If the command displays nothing, the import was successful.
For more information, see the Arrow Python documentation.
Apache Parquet format
The Parquet file format is available.
To import the Parquet module, execute the previous steps for pyarrow, then run
[name@server ~]$ python -c "import pyarrow.parquet"

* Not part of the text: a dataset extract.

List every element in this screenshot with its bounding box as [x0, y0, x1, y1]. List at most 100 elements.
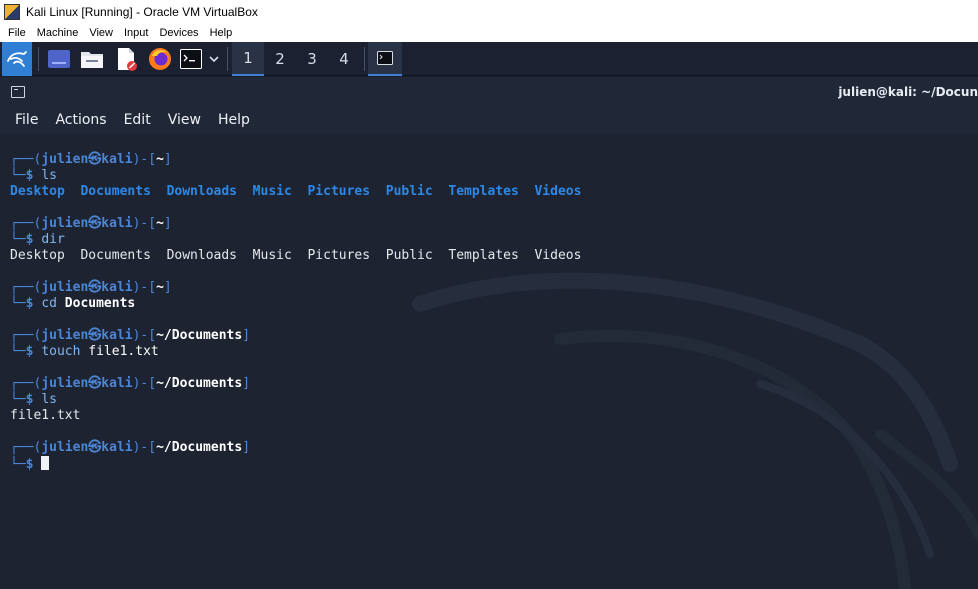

If the command displays nothing, the import was successful.
R bindings
The Arrow package exposes an interface to the Arrow C++ library to access many of its features in R. This includes support for analyzing large, multi-file datasets (open_dataset()), working with individual Parquet files (read_parquet(), write_parquet()) and Feather files (read_feather(), write_feather()), as well as lower-level access to the Arrow memory and messages.
Installation
1. Load the required modules.
[name@server ~]$ module load gcc/8.3.0 arrow/0.16.0 r/3.6 boost/1.68.0
2. Specify the local installation directory.
[name@server ~]$ mkdir -p ~/.local/R/$EBVERSIONR/
[name@server ~]$ export R_LIBS=~/.local/R/$EBVERSIONR/
3. Export the required variables to ensure you are using the system installation.
[name@server ~]$ export PKG_CONFIG_PATH=$EBROOTARROW/lib/pkgconfig
[name@server ~]$ export INCLUDE_DIR=$EBROOTARROW/include
[name@server ~]$ export LIB_DIR=$EBROOTARROW/lib
4. Install the bindings.
[name@server ~]$ R -e 'install.packages("arrow", repos="https://cloud.r-project.org/")'
Usage
After the bindings are installed, they have to be loaded.
1. Load the required modules.
[name@server ~]$ module load gcc/8.3.0 arrow/0.16.0 r/3.6
2. Load the library.
[name@server ~]$ R -e "library(arrow)"
> library("arrow")
Attaching package: ‘arrow’
For more information, see the Arrow R documentation